According to the latest Deel Lab for Global Employment report, the majority of remote workers in Latin America prefer to be paid in cryptocurrencies. The reasons for this discovery are said to be varied but include the instability of some local fiat currencies and the impact of high inflation in the region.
Remote workers prefer to be paid with cryptocurrencies in Latin America
According to report According to Deel Lab for Global Employment, most remote workers in Latham prefer to be paid in cryptocurrencies, adding to the popularity of this payment method among local freelancers.
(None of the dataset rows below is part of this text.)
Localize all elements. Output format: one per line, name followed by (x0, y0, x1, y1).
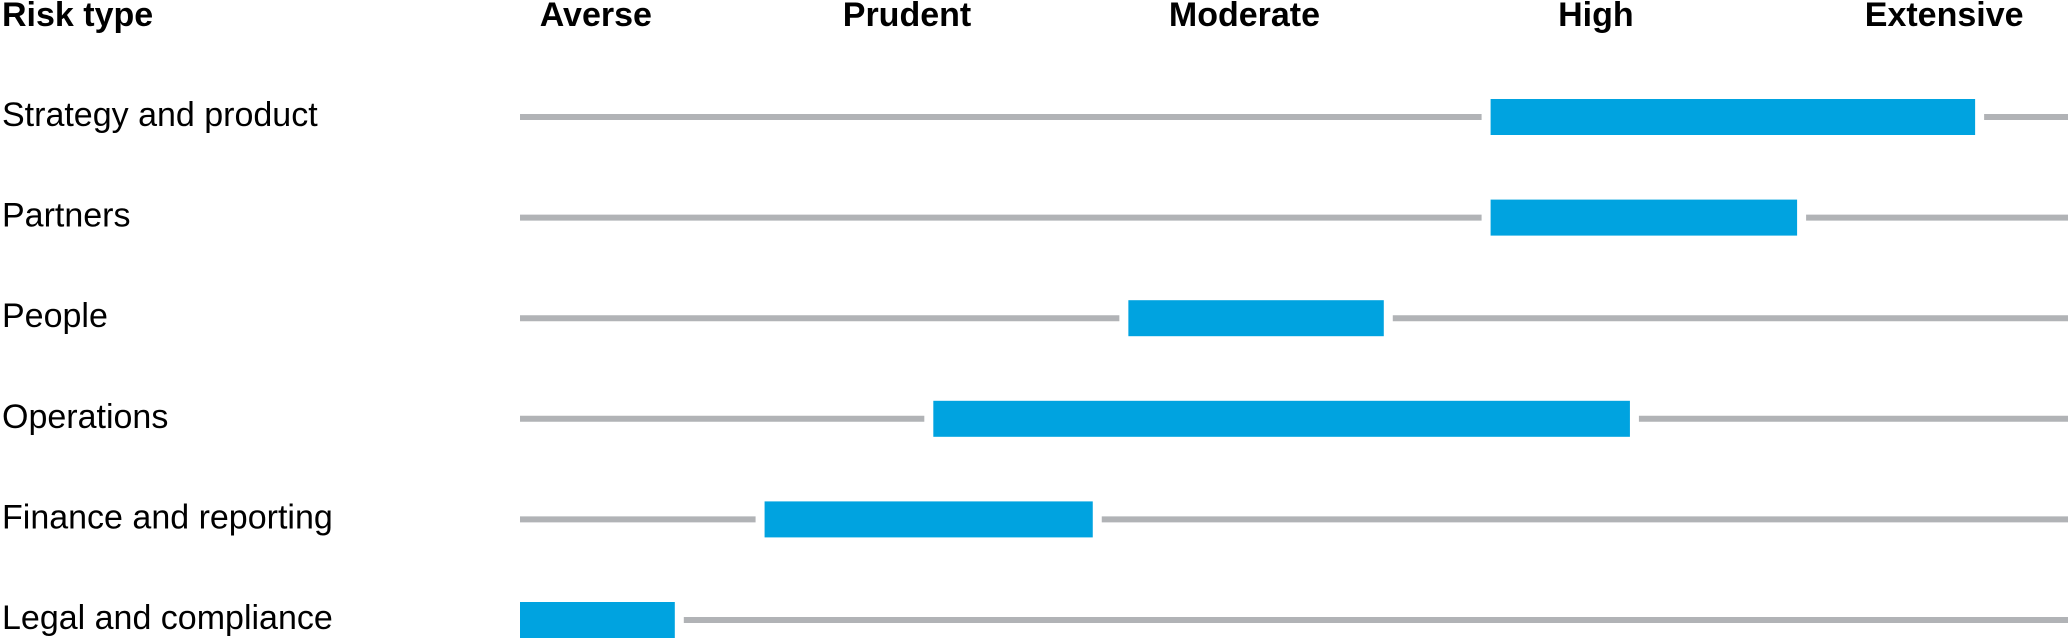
y-tick-label: Legal and compliance (2, 599, 333, 637)
bar (1490, 99, 1976, 135)
y-tick-label: Partners (2, 197, 131, 235)
y-tick-label: People (2, 297, 108, 335)
y-tick-label: Finance and reporting (2, 498, 333, 536)
x-tick-label: Extensive (1865, 0, 2024, 34)
x-tick-label: Prudent (843, 0, 971, 34)
y-tick-label: Strategy and product (2, 96, 318, 134)
x-tick-label: High (1558, 0, 1634, 34)
bar (933, 400, 1630, 437)
x-tick-label: Averse (540, 0, 652, 34)
bar (1490, 199, 1798, 236)
x-tick-label: Moderate (1169, 0, 1320, 34)
bar (520, 602, 675, 638)
bar (764, 501, 1093, 538)
y-axis-title: Risk type (2, 0, 153, 34)
bar (1128, 300, 1384, 337)
y-tick-label: Operations (2, 398, 168, 436)
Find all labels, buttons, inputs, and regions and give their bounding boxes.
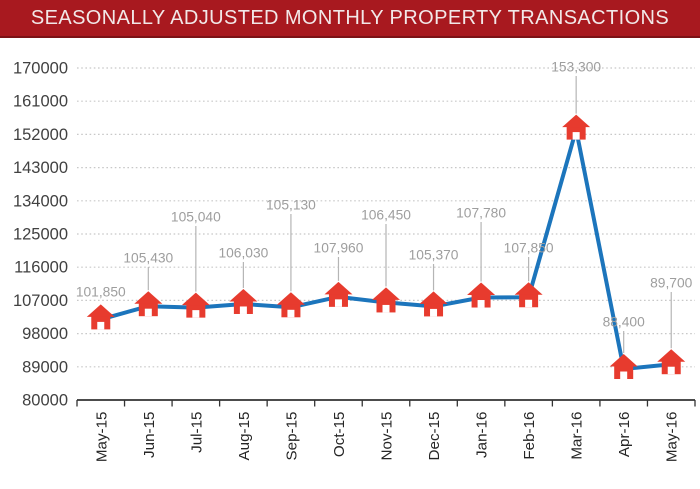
x-axis-tick-label: May-16: [664, 412, 681, 463]
house-marker-icon: [134, 291, 163, 317]
house-roof: [134, 291, 163, 304]
x-axis-tick-label: Dec-15: [426, 412, 443, 461]
data-point-label: 107,960: [314, 241, 364, 256]
house-roof: [514, 282, 543, 295]
house-door: [287, 309, 295, 318]
house-marker-icon: [276, 292, 305, 318]
house-door: [97, 321, 105, 330]
data-point-label: 107,850: [504, 241, 554, 256]
house-marker-icon: [419, 291, 448, 317]
x-axis-tick-label: Nov-15: [379, 412, 396, 461]
y-axis-tick-label: 170000: [13, 60, 68, 78]
x-axis-tick-label: Jan-16: [474, 412, 491, 458]
y-axis-tick-label: 143000: [13, 159, 68, 177]
x-axis-tick-label: Sep-15: [283, 412, 300, 461]
x-axis-tick-label: Jun-15: [141, 412, 158, 458]
data-point-label: 107,780: [456, 206, 506, 221]
house-roof: [467, 282, 496, 296]
x-axis-tick-label: Aug-15: [236, 412, 253, 461]
house-roof: [86, 304, 115, 317]
house-roof: [229, 288, 258, 302]
data-point-label: 106,030: [218, 246, 268, 261]
house-marker-icon: [181, 292, 210, 318]
house-roof: [609, 354, 638, 367]
house-marker-icon: [372, 287, 400, 313]
house-roof: [562, 114, 591, 128]
house-marker-icon: [86, 304, 115, 330]
y-axis-tick-label: 152000: [13, 126, 68, 144]
y-axis-tick-label: 89000: [22, 358, 68, 376]
house-door: [192, 310, 200, 318]
y-axis-tick-label: 107000: [13, 292, 68, 310]
chart-title-banner: SEASONALLY ADJUSTED MONTHLY PROPERTY TRA…: [0, 0, 700, 38]
y-axis-tick-label: 125000: [13, 226, 68, 244]
house-door: [239, 306, 247, 314]
house-door: [144, 308, 152, 317]
house-door: [572, 132, 580, 140]
y-axis-tick-label: 161000: [13, 93, 68, 111]
data-point-label: 105,040: [171, 210, 221, 225]
house-marker-icon: [514, 282, 543, 308]
data-point-label: 105,130: [266, 198, 316, 213]
data-point-label: 105,370: [409, 248, 459, 263]
house-door: [525, 299, 533, 308]
x-axis-tick-label: Jul-15: [188, 412, 205, 453]
house-marker-icon: [562, 114, 591, 140]
house-roof: [276, 292, 305, 305]
house-marker-icon: [467, 282, 496, 308]
house-roof: [419, 291, 448, 304]
x-axis-tick-label: Feb-16: [521, 412, 538, 460]
y-axis-tick-label: 98000: [22, 325, 68, 343]
house-marker-icon: [657, 349, 686, 375]
x-axis-tick-label: Apr-16: [616, 412, 633, 458]
house-door: [430, 308, 438, 317]
data-point-label: 89,700: [650, 276, 693, 291]
data-point-label: 106,450: [361, 208, 411, 223]
y-axis-tick-label: 80000: [22, 392, 68, 410]
house-door: [334, 299, 342, 307]
y-axis-tick-label: 134000: [13, 192, 68, 210]
house-door: [382, 304, 390, 313]
house-roof: [657, 349, 686, 362]
house-roof: [372, 287, 400, 300]
y-axis-tick-label: 116000: [14, 259, 68, 277]
house-marker-icon: [229, 288, 258, 314]
x-axis-tick-label: Mar-16: [569, 412, 586, 460]
data-point-label: 101,850: [76, 285, 126, 300]
data-point-label: 105,430: [123, 251, 173, 266]
house-roof: [181, 292, 210, 306]
data-point-label: 153,300: [551, 60, 601, 75]
house-door: [667, 366, 675, 375]
data-point-label: 88,400: [603, 315, 646, 330]
house-marker-icon: [609, 354, 638, 380]
x-axis-tick-label: May-15: [93, 412, 110, 463]
house-marker-icon: [324, 281, 353, 307]
house-roof: [324, 281, 353, 295]
x-axis-tick-label: Oct-15: [331, 412, 348, 458]
house-door: [620, 371, 628, 380]
house-door: [477, 300, 485, 308]
chart-title: SEASONALLY ADJUSTED MONTHLY PROPERTY TRA…: [30, 6, 670, 29]
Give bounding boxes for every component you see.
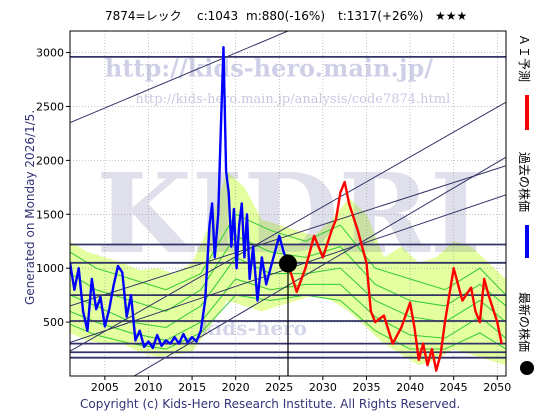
- y-tick-label: 1000: [36, 262, 64, 275]
- generated-caption: Generated on Monday 2026/1/5.: [23, 110, 37, 305]
- legend-latest-swatch: [520, 361, 534, 375]
- x-tick-label: 2040: [396, 381, 424, 394]
- watermark-url-small: http://kids-hero.main.jp/analysis/code78…: [135, 92, 450, 107]
- y-tick-label: 2000: [36, 154, 64, 167]
- legend-ai-label: ＡＩ予測: [517, 34, 531, 82]
- x-tick-label: 2020: [222, 381, 250, 394]
- trend-line: [70, 31, 289, 124]
- x-tick-label: 2005: [91, 381, 119, 394]
- x-tick-label: 2025: [265, 381, 293, 394]
- x-tick-label: 2050: [483, 381, 511, 394]
- x-tick-label: 2045: [440, 381, 468, 394]
- plot-clipped: KIDRIhttp://kids-hero.main.jp/http://kid…: [70, 31, 506, 376]
- header-current: c:1043: [197, 9, 238, 23]
- legend-latest-label: 最新の株価: [517, 292, 532, 352]
- past-price-line: [70, 45, 290, 350]
- header-ticker: 7874=レック: [105, 9, 182, 23]
- x-tick-label: 2015: [178, 381, 206, 394]
- latest-price-dot: [279, 254, 297, 273]
- footer-copyright: Copyright (c) Kids-Hero Research Institu…: [80, 397, 460, 411]
- x-tick-label: 2030: [309, 381, 337, 394]
- trend-line: [70, 165, 506, 307]
- header-target: t:1317(+26%): [338, 9, 423, 23]
- y-tick-label: 500: [43, 316, 64, 329]
- plot-area: KIDRIhttp://kids-hero.main.jp/http://kid…: [36, 30, 511, 394]
- watermark-url-large: http://kids-hero.main.jp/: [105, 53, 433, 82]
- x-tick-label: 2035: [352, 381, 380, 394]
- y-tick-label: 3000: [36, 47, 64, 60]
- x-tick-label: 2010: [134, 381, 162, 394]
- ai-forecast-line: [286, 180, 503, 372]
- y-tick-label: 1500: [36, 208, 64, 221]
- trend-line: [70, 101, 506, 352]
- legend: ＡＩ予測 過去の株価 最新の株価: [517, 34, 534, 375]
- watermark-bottom-text: kids-hero: [201, 316, 307, 340]
- plot-frame: [69, 30, 507, 377]
- legend-past-label: 過去の株価: [517, 152, 532, 212]
- header-mid: m:880(-16%): [246, 9, 325, 23]
- header-stars: ★★★: [435, 9, 467, 23]
- y-tick-label: 2500: [36, 100, 64, 113]
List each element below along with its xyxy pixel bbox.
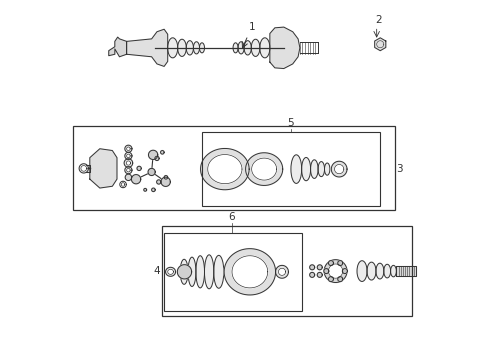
Polygon shape (324, 260, 346, 283)
Bar (164, 233, 301, 311)
Ellipse shape (213, 255, 224, 288)
Ellipse shape (290, 155, 301, 183)
Bar (162, 226, 411, 316)
Polygon shape (337, 261, 342, 266)
Ellipse shape (193, 42, 199, 54)
Ellipse shape (196, 256, 204, 288)
Polygon shape (120, 181, 126, 188)
Text: 2: 2 (374, 15, 381, 24)
Ellipse shape (199, 43, 204, 53)
Bar (201, 132, 380, 206)
Polygon shape (165, 267, 175, 276)
Polygon shape (328, 276, 333, 282)
Ellipse shape (177, 39, 186, 57)
Polygon shape (126, 147, 130, 150)
Polygon shape (328, 261, 333, 266)
Polygon shape (337, 276, 342, 282)
Ellipse shape (310, 160, 317, 179)
Polygon shape (124, 167, 132, 174)
Ellipse shape (180, 259, 188, 284)
Text: 5: 5 (287, 118, 294, 128)
Polygon shape (124, 152, 132, 159)
Polygon shape (317, 273, 322, 278)
Polygon shape (309, 265, 314, 270)
Ellipse shape (383, 264, 390, 278)
Polygon shape (137, 166, 141, 171)
Polygon shape (317, 265, 322, 270)
Ellipse shape (186, 41, 193, 55)
Bar (395, 266, 415, 276)
Polygon shape (143, 188, 146, 191)
Polygon shape (151, 188, 155, 192)
Polygon shape (125, 174, 131, 180)
Polygon shape (161, 177, 170, 186)
Polygon shape (251, 158, 276, 180)
Polygon shape (126, 29, 167, 66)
Polygon shape (148, 168, 155, 176)
Polygon shape (131, 175, 141, 184)
Polygon shape (331, 161, 346, 177)
Ellipse shape (233, 43, 238, 53)
Polygon shape (207, 154, 242, 184)
Polygon shape (328, 264, 342, 278)
Ellipse shape (390, 265, 395, 277)
Text: 6: 6 (228, 212, 235, 222)
Ellipse shape (188, 257, 196, 287)
Polygon shape (309, 273, 314, 278)
Ellipse shape (204, 255, 213, 289)
Polygon shape (269, 27, 299, 68)
Polygon shape (177, 265, 191, 279)
Text: 3: 3 (396, 163, 403, 174)
Polygon shape (164, 176, 167, 179)
Polygon shape (126, 161, 130, 165)
Polygon shape (81, 166, 86, 171)
Polygon shape (245, 153, 282, 185)
Polygon shape (156, 180, 161, 184)
Polygon shape (278, 268, 285, 275)
Ellipse shape (301, 157, 310, 181)
Polygon shape (79, 164, 88, 173)
Polygon shape (121, 183, 124, 186)
Ellipse shape (375, 263, 383, 279)
Polygon shape (126, 154, 130, 158)
Text: 4: 4 (153, 266, 160, 276)
Polygon shape (334, 165, 343, 174)
Polygon shape (231, 256, 267, 288)
Polygon shape (90, 149, 117, 188)
Polygon shape (167, 269, 173, 274)
Polygon shape (275, 265, 288, 278)
Ellipse shape (167, 38, 177, 58)
Text: 1: 1 (248, 22, 254, 32)
Ellipse shape (324, 163, 329, 175)
Ellipse shape (366, 262, 375, 280)
Polygon shape (200, 148, 248, 190)
Bar (73, 126, 394, 210)
Ellipse shape (317, 162, 324, 177)
Polygon shape (342, 269, 346, 274)
Polygon shape (108, 37, 126, 57)
Bar (85, 165, 90, 172)
Ellipse shape (238, 42, 244, 54)
Ellipse shape (259, 38, 269, 58)
Polygon shape (224, 249, 275, 295)
Polygon shape (160, 150, 164, 154)
Ellipse shape (244, 41, 251, 55)
Polygon shape (148, 150, 158, 159)
Polygon shape (155, 156, 159, 161)
Polygon shape (126, 168, 130, 172)
Ellipse shape (356, 261, 366, 282)
Ellipse shape (251, 39, 259, 57)
Polygon shape (124, 145, 132, 152)
Polygon shape (124, 159, 132, 167)
Polygon shape (323, 269, 328, 274)
Polygon shape (374, 38, 385, 51)
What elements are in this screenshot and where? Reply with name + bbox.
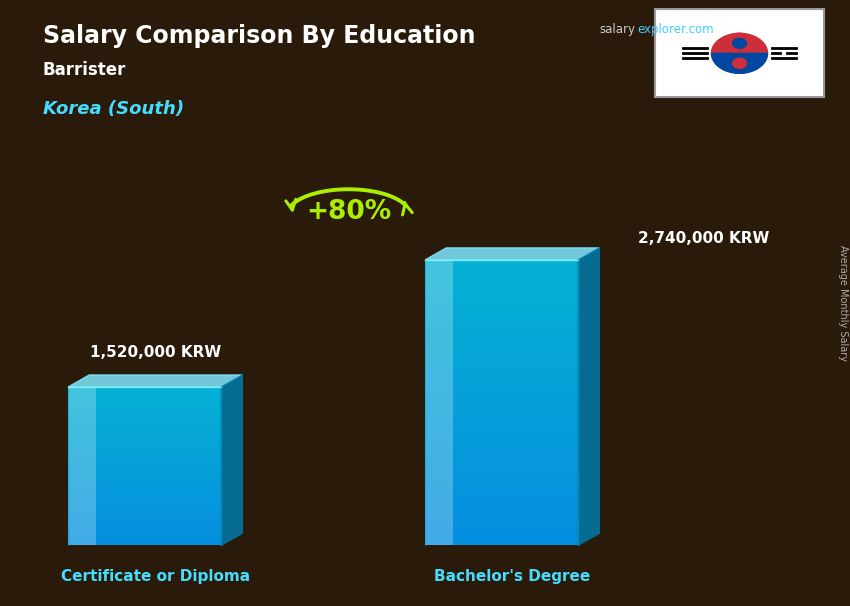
Bar bbox=[425, 260, 452, 545]
Bar bbox=[68, 508, 221, 514]
Bar bbox=[425, 536, 578, 545]
Bar bbox=[425, 431, 578, 441]
Bar bbox=[425, 412, 578, 422]
Bar bbox=[425, 517, 578, 527]
Bar bbox=[425, 374, 578, 384]
Bar bbox=[68, 440, 221, 445]
Circle shape bbox=[733, 58, 746, 68]
Bar bbox=[68, 398, 221, 403]
Bar bbox=[68, 387, 221, 392]
Bar bbox=[68, 387, 95, 545]
Bar bbox=[68, 429, 221, 435]
Bar bbox=[68, 471, 221, 477]
Polygon shape bbox=[425, 248, 599, 260]
Bar bbox=[68, 461, 221, 466]
Bar bbox=[425, 507, 578, 517]
Bar bbox=[425, 270, 578, 279]
Bar bbox=[425, 365, 578, 374]
Circle shape bbox=[725, 33, 753, 53]
Text: salary: salary bbox=[600, 23, 636, 36]
Polygon shape bbox=[711, 33, 768, 53]
Bar bbox=[68, 408, 221, 413]
Text: +80%: +80% bbox=[306, 199, 391, 225]
Text: Barrister: Barrister bbox=[42, 61, 126, 79]
Bar bbox=[425, 422, 578, 431]
Bar bbox=[425, 488, 578, 498]
Bar bbox=[68, 503, 221, 508]
Bar bbox=[68, 477, 221, 482]
Bar bbox=[68, 530, 221, 535]
Bar bbox=[68, 419, 221, 424]
Bar bbox=[425, 384, 578, 393]
Bar bbox=[425, 527, 578, 536]
Text: Korea (South): Korea (South) bbox=[42, 100, 184, 118]
Bar bbox=[425, 403, 578, 412]
Bar bbox=[425, 260, 578, 270]
Bar bbox=[68, 450, 221, 456]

The use of cryptocurrencies for payments in the region has grown from 61% to 64% during 2022, which is more than double the use of these instruments compared to the second region. EMEAseen at 27%.
According to the report, the reasons for this preference for crypto overshadowing use in other markets has to do with the idiosyncrasies of the region and how these workers use their resources to circumvent their economic conditions. Even with the recent price drop in the crypto market, receiving payments in crypto allows workers in Latin America to easily move that liquidity into non-fiat savings assets or more profitable options.
This was stated by Natalia Jimenez, Deel regional manager:
Phenomena such as inflation, the depreciation of the local currency, and others have caused workers to need to diversify their incomes and take care of their savings. Getting their salary or part of it in cryptocurrencies allows them to protect themselves from exchange rate fluctuations, invest and have more flexibility in their finances.
The report found that Bitcoin is the favorite cryptocurrency for accepting payments, accounting for 64% of all transactions. USDC, Circle’s dollar-pegged stablecoin, comes in second with 26%, while Ethereum comes in third with 7%.
Other markets reacted differently
While cryptocurrencies as a payment method have grown in Latin America, other markets have not followed suit due to the fall in the crypto market, which is prevalent in regions with more advanced payment structures using fiat currencies that are not heavily dependent on cryptocurrencies for remittances and savings. products.
The report acknowledges this fact, stating that “given the situation in the cryptocurrency market, workers have lost interest in receiving payments in cryptocurrencies.” This may be due to the use of cryptocurrencies in Latin American markets, which, according to a report published in August by Kaiko, is more focused on real applications than other markets.
What do you think about the popularity of cryptocurrencies as a payment method for remote workers in Latin America? Tell us in the comments section below.
Denial of responsibilityA: This article is for informational purposes only. This is not a direct offer or solicitation to buy or sell, or a recommendation or endorsement of any products, services or companies. Bitcoin.com does not provide investment, tax, legal or accounting advice. Neither the company nor the author is directly or indirectly liable for any damage or loss caused or alleged to be caused by the use of or reliance on any content, goods or services mentioned in this article.